Les oubliés de Boucherville

Sur une portion de la rue De Montbrun, des résidents affirment vivre sans raccordement à l’aqueduc municipal malgré la proximité du réseau. Dépendants de puits privés et de bidons d’eau potable, ils dénoncent une situation qui pèse sur leur quotidien depuis des décennies.

Sur la rue De Montbrun, au sud du chemin de Touraine, l’aqueduc municipal ne se rendrait pas jusqu’à toutes les maisons. À moins d’un kilomètre d’un réseau déjà installé en 2023, des résidents disent encore dépendre de bidons remplis à l’extérieur de leur domicile pour assurer leurs besoins en eau potable.

Ces résidents affirment ne pas demander un privilège, mais une solution à un problème qu’ils jugent essentiel. À leurs yeux, l’enjeu dépasse le simple confort domestique. Il touche à la qualité de vie, à la sécurité et au sentiment d’être laissés à l’écart dans une ville où l’eau courante est, pour la majorité des citoyens, une évidence.

De son côté, le conseil municipal ne bouge pas. Lors de leurs échanges avec la Ville, les résidents disent s’être fait répondre que le dossier relevait du principe de l’utilisateur-payeur. Autrement dit, le raccordement au

réseau d’aqueduc devrait être assumé par les propriétés directement desservies. Selon eux, le coût évoqué pour amener l’aqueduc devant les maisons restantes serait autour de 1,2 M $, à partager entre les résidences.

Pour les demandeurs, cette approche rend la solution pratiquement inaccessible. « Si tu veux avoir de l’eau, tu paies », résume Roger Yvon.

Eau contaminée 

À l’intérieur des maisons, le problème se voit d’abord dans l’eau elle-même. Maria Panto, une résidente du secteur, dit observer des particules dans l’eau du robinet, qui est connecté à un puits privé. En plus de ces sédiments, une forte présence de minéraux rend l’eau inconsommable et presque inutilisable. 

Cette réalité se répercute sur les appareils de la maison. Les lave-vaisselles, les laveuses, la plomberie et les chauffe-eau s’usent à un rythme effréné en raison de la piètre qualité de l’eau. « On doit changer notre lave-vaisselle tous les deux ans à cause des dommages causés par l’eau » affirme-t-elle.

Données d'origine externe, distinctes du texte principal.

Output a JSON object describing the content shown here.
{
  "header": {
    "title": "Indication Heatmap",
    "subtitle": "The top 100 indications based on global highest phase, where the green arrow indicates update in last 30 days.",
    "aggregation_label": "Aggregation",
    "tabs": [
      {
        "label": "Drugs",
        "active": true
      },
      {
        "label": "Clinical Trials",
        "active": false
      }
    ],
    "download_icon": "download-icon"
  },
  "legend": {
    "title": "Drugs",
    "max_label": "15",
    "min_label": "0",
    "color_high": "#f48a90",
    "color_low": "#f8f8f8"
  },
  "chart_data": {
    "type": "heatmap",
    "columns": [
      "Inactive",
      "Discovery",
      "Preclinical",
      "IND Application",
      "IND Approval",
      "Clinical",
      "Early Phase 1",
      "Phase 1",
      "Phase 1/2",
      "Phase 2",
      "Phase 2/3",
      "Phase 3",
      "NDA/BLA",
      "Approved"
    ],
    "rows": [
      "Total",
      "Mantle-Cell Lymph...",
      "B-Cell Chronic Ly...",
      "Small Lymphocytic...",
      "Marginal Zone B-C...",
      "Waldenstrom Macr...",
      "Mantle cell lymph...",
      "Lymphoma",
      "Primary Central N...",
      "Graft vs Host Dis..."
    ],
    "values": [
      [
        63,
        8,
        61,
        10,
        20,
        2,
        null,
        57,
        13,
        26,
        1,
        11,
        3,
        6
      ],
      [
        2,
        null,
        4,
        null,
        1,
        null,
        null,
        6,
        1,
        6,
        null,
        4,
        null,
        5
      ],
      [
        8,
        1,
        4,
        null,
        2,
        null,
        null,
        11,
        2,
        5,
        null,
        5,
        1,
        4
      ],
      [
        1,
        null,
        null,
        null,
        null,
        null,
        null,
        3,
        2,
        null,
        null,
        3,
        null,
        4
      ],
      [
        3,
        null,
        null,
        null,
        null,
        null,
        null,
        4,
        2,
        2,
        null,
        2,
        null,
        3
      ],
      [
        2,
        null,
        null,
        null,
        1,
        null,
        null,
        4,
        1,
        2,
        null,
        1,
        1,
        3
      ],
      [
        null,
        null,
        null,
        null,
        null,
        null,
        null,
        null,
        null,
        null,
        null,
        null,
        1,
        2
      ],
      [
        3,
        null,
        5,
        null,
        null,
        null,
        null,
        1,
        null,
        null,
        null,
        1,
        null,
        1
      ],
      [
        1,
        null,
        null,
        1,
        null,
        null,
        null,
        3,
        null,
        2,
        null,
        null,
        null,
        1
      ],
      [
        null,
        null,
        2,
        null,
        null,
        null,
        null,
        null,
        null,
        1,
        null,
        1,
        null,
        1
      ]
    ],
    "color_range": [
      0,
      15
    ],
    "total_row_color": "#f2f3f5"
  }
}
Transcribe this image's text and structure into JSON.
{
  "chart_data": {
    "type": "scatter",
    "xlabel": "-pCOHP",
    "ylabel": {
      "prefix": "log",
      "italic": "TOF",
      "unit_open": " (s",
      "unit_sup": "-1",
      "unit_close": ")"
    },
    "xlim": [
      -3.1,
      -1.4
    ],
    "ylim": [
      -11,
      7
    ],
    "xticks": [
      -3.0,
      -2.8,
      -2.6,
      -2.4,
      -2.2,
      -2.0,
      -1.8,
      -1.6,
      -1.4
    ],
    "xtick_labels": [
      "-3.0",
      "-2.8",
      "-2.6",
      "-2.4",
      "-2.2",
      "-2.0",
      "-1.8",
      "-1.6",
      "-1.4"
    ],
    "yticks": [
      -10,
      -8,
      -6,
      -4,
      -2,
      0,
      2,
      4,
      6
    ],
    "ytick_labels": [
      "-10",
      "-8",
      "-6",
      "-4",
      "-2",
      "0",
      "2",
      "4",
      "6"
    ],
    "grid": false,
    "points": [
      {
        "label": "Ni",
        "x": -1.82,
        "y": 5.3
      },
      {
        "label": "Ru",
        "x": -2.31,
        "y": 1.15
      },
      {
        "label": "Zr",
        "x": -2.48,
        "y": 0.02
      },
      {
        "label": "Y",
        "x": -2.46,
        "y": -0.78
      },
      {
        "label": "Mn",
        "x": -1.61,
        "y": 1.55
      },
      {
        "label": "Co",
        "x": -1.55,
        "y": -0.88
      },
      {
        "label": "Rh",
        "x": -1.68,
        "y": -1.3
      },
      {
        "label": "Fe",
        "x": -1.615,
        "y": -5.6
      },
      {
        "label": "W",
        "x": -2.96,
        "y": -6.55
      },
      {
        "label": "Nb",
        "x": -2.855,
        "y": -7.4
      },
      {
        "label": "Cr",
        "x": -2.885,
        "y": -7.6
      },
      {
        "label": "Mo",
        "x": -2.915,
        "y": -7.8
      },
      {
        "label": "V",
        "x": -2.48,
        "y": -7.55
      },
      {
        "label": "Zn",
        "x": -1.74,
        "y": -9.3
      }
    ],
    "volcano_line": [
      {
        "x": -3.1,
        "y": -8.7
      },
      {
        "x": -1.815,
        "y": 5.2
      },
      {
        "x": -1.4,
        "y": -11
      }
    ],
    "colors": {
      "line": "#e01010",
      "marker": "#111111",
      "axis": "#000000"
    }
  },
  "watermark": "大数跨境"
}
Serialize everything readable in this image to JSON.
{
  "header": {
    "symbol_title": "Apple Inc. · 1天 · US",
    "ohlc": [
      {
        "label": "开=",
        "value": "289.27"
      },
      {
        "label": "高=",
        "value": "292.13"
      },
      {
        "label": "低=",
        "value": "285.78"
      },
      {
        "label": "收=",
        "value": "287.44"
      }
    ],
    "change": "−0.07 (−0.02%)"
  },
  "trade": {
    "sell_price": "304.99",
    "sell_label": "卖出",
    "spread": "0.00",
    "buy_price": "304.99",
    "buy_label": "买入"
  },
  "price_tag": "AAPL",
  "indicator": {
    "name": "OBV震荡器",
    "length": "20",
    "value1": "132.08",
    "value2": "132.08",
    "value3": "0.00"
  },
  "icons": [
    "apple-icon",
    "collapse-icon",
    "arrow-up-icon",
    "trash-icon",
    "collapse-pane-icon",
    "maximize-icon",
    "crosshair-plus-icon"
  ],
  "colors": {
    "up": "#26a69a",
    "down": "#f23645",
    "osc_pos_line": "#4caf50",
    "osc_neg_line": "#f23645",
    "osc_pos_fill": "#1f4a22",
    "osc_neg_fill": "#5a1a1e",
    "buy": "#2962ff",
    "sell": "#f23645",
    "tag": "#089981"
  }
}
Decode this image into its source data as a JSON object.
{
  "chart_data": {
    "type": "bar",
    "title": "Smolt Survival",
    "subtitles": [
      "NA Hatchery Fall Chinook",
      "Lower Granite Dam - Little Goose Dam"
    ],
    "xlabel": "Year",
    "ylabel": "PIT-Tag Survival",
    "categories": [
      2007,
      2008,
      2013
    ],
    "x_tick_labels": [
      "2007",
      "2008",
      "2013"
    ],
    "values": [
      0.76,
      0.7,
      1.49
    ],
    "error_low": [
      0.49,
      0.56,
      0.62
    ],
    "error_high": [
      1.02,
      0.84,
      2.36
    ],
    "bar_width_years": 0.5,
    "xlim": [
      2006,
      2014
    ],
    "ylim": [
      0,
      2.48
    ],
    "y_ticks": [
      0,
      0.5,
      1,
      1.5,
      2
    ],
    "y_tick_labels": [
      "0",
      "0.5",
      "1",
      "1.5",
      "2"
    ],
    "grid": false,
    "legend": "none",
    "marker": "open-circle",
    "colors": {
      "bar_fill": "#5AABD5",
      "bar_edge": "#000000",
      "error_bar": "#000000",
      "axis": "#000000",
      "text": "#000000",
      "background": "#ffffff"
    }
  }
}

La tige d’anode (une pièce conçue pour protéger contre la corrosion) de leur chauffe-eau se détériorerait beaucoup plus vite que prévu. « Quand on la sort après quelques mois, elle est complètement désintégrée », raconte la résidente. La durée de vie d’une tige d’anode est de trois à cinq ans, en moyenne, lorsqu’elle est en magnésium.

Au-delà des appareils, les effets se font sentir dans les gestes ordinaires. Le linge blanc ne resterait pas blanc, l’eau peut dégager une odeur désagréable dans toute la maison et chaque utilisation de l’eau devient une décision à prendre judicieusement.

Un casse-tête financier

Cette gestion devient encore plus importante lorsque revient la crainte de voir le puits s’assécher. Selon les résidents rencontrés, il ne s’agit pas seulement d’un manque d’eau temporaire : lorsqu’un puits devient trop sec, il peut s’effondrer et forcer un propriétaire à en faire creuser un nouveau, une manœuvre d’environ 50 000 $. Certains disent avoir déjà vu des voisins manquer d’eau ou devoir faire forer un autre puits. « C’est une anxiété constante », résume Mme Panto. Elle ajoute que l’état du puits devient également un enjeu financier préoccupant. « Si mon puits s’effondre et que je n’ai pas 50 000 $, je n’ai plus d’eau » déplore-t-elle.